A quick note on support. I feel like I have had the best support group ever through this process, which has also been essential. Devin has been amazing. How did I get so lucky to marry this man? I don't know many men who would put their lives on hold and agree to pursue his wife's dream of bringing a fairly severely disabled seven-year-old girl home from a foreign country. Not only did he support it, he embraced it. Flor has been every bit his as she is mine from the very beginning and he has opened his arms and his heart to her in a way I could have only dreamed would happen. I have relied on him A LOT (maybe an unfair amount?) and I am so grateful that he is patient, kind, and a great source of encouragement to me. (Insert lovey-dovey, mushy love note that I know you all want to read. Make up your own. I'll spare you.)

Along with his support, I count my blessings every day that I have met the wonderful friends I have specifically because we all pursued/are pursuing adoptions in Ecuador. I email, text, and facebook with these ladies frequently and their friendship and advice is invaluable to me. I know that I can be 100% myself and tell the story how it really is without fear of any judgement at all. Why? Because they are "there" too. While our challenges may manifest themselves differently (I am not having problems with my child refusing to speak English, even though he knows it, for example), they still just get it. That alone is amazing. But beyond that, we have a friendship where we can discuss every day things, too. We just click. I know that a huge blessing of this process is the gaining of friendships with all of these women, the few in particular who were in Ecuador with us, as well as a few others that I have never yet met, but who I feel extremely close to.

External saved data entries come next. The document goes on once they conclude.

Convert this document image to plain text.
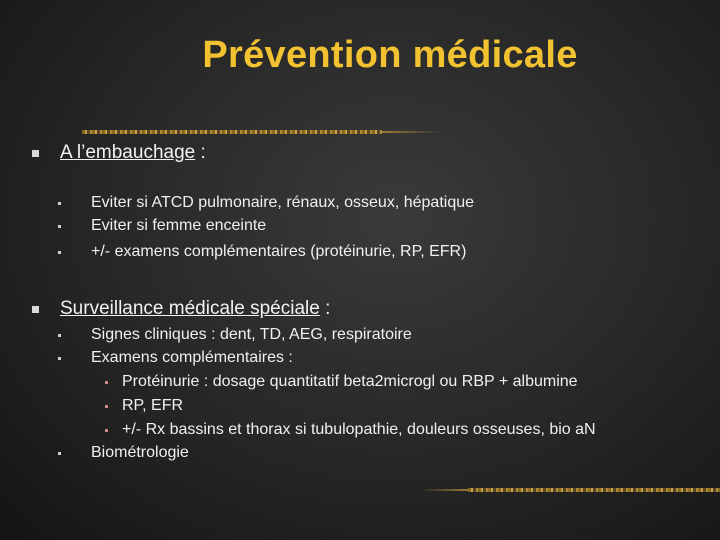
Prévention médicale
A l’embauchage :
Eviter si ATCD pulmonaire, rénaux, osseux, hépatique
Eviter si femme enceinte
+/- examens complémentaires (protéinurie, RP, EFR)
Surveillance médicale spéciale :
Signes cliniques : dent, TD, AEG, respiratoire
Examens complémentaires :
Protéinurie : dosage quantitatif beta2microgl ou RBP + albumine
RP, EFR
+/- Rx bassins et thorax si tubulopathie, douleurs osseuses, bio aN
Biométrologie
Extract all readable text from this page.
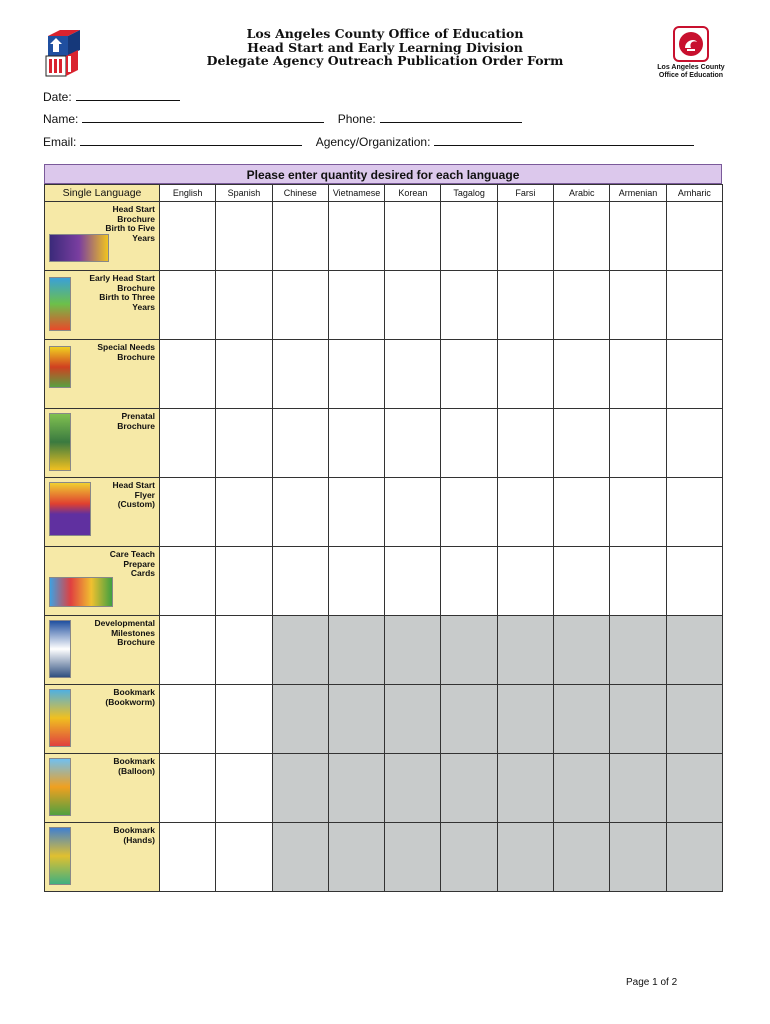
Los Angeles County Office of Education
Head Start and Early Learning Division
Delegate Agency Outreach Publication Order Form	Los Angeles County
Office of Education
Date:
Name:	Phone:
Email:	Agency/Organization:
Please enter quantity desired for each language
Single Language	English	Spanish	Chinese	Vietnamese	Korean	Tagalog	Farsi	Arabic	Armenian	Amharic

Head Start
Brochure
Birth to Five
Years										

Early Head Start
Brochure
Birth to Three
Years										

Special Needs
Brochure										

Prenatal
Brochure										

Head Start
Flyer
(Custom)										

Care Teach
Prepare
Cards										

Developmental
Milestones
Brochure										

Bookmark
(Bookworm)										

Bookmark
(Balloon)										

Bookmark
(Hands)										

Page 1 of 2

So. How about that. A huge smorgasbord of things reported on. Done and done.  Until next time...

5 comments:

Seth and Kylee said...

You guys are so amazing! I'm so happy for Flor!

LeMira said...

Yeah, welcome to Utah and it's lack of resources for special education. . .but our roads will look great in a few years. . . (sigh).

Anna said...

What a beautiful update. I told you that I felt the cloud start to lift and felt more human after 8 months home than I had since we started the adoption process. I smiled as I read about your emotions. Either on a verge of a crying hot mess or flashes of anger. I have never experienced anger for real before this experience. I still shake my head and wonder why, what was that all about. A few ideas are grief and PTSD. I know that upon meeting our daughter the emotions of missing out on so much of her life and seeing the huge delays up close and personal really was hard for me. We didn't have any other families in country and had so many crazy, emotional hard things happen I think you just keep going until you get home and it all starts coming back. I applaud you for keeping it real. That really is a key component I think. People commented on how our daughter changed and didn't look the same. I didn't notice it really but it's evident with Flor. Her facial features have really softened and there is a twinkle in her eyes. It's a beautiful thing isn't it?! Yesterday marked 2 yrs since we met Lil G. Doesn't seem possible. Blessings as you continue to walk this journey with your beautiful family.

Jen said...

I love all of the updates! I always seem to find out something new from your posts, even though I talk to you on the phone quite frequently. We love Flor and are so happy she is part of our family. You and Devin are amazing parents!

Jessica and Danny said...

Amazing! Loving and thinking of you!